N. H. Oh, P. A. Seib, and D. S. Chung. Copyright 1985 by the American Association of Cereal Chemists, Inc.
Response-surface methodology was used to examine the effects of five variables on the quality of oriental dry noodles. The variables were water absorption, dough pH, mixing time, roll speed, and reduction percentage in roll gap. The seven responses were color and breaking stress of uncooked noodles, and surface firmness, cutting stress, resistance to compression, cooked weight, and cooking loss of cooked noodles. The measure-of-fit indicated that variability in color, breaking stress, cutting stress, resistance to compression, and surface firmness were accounted for by two to four of the variables (R2 = 0.94-0.69) but variability in cooked weight and cooking loss were not. Water absorption and dough pH significantly affected the majority of quality characteristics of noodles, whereas roll speed and reduction percentage in roll gap affected the surface properties of cooked noodles. Mixing time was the least significant variable.
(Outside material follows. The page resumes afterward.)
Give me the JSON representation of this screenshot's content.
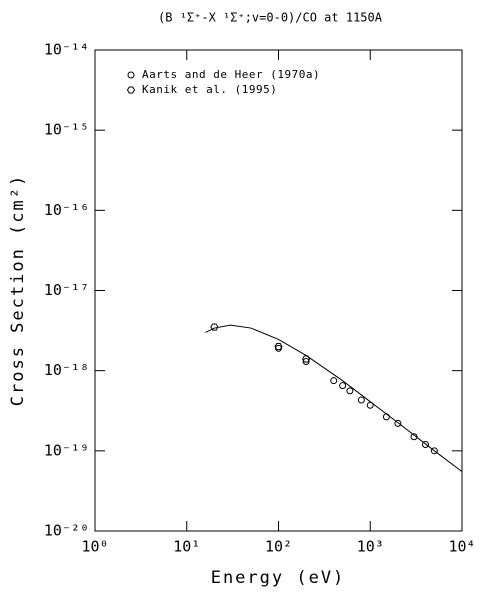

The conditions most suitable for laboratory preparation of oriental dry noodles were: optimum absorption determined by the handling properties of sheeted dough, neutral dough pH, minimum mixing to form small spheres of dough (approximately 5 mm diameter) distributed uniformly in a continuous flour phase, 30% reduction in roll-gap setting, and a slow roll speed during sheeting.